Die Neuntklässler, die im vergangenen Jahr getestet wurden, waren zum Beginn der Pandemie 2020 in der siebten Klasse. Der Ausnahmezustand mit Schließungen und Wechselunterricht dauerte mit Unterbrechungen mehr als ein Jahr an. Nach einer Berechnung der OECD war der reguläre Unterricht zwischen Frühjahr 2020 und Frühjahr 2021 im Schnitt an mehr als 180 Tagen eingeschränkt. Im darauffolgenden Winter kam es zwar zu keinen flächendeckenden Schließungen mehr, dafür aber zu weiteren Ausfällen wegen vieler Infektionsfälle.
38 Prozent der Neuntklässler mit Migrationshintergrund
Eine weitere mögliche Ursache für die Ergebnisse im IQB-Bildungstrend könnte laut den Forschern der gestiegene Anteil der Schülerinnen und Schüler mit Migrationshintergrund sein. Dieser habe sich bundesweit seit dem Jahr 2009 um rund elf Prozentpunkte signifikant erhöht. Demnach haben 38 Prozent der Neuntklässler entweder Eltern, die nicht in Deutschland geboren wurden oder sind selbst im Ausland geboren.

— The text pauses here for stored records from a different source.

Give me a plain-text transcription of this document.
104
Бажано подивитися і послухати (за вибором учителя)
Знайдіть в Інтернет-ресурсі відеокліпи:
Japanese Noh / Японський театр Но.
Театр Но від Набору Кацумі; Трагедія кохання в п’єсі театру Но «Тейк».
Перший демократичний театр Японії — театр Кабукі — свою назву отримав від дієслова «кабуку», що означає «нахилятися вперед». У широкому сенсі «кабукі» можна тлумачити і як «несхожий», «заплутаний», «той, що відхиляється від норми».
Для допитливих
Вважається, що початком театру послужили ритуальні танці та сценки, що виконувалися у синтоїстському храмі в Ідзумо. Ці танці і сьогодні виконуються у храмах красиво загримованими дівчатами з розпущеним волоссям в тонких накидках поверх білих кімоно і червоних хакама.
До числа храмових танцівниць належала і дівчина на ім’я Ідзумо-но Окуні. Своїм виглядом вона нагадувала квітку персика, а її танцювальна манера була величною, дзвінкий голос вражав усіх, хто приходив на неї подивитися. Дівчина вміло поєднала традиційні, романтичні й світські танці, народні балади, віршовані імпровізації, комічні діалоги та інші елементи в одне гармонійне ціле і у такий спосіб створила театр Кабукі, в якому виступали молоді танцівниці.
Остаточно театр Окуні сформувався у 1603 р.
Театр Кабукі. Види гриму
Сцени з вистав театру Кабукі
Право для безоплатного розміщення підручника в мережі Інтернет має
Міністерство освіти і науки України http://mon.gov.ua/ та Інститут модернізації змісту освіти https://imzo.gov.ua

Im Fach Deutsch seien zwar alle Jugendlichen, auch die ohne Zuwanderungshintergrund, von negativen Trends betroffen. Neuntklässler mit Zuwanderungshintergrund erreichten aber "signifikant geringere Kompetenzen".
Die Ergebnisse bestätigen einen schon länger anhaltenden und viel diskutierten Trend: Mit den Leistungen in Kernfächern geht es bergab. Im vergangenen Jahr zeigten das die schlechten Testergebnisse bei Viertklässlern in Mathe- und Deutsch. Nun wird bei den Neuntklässlern deutlich, dass sie zunehmend Probleme mit Textverständnis und Schrift haben.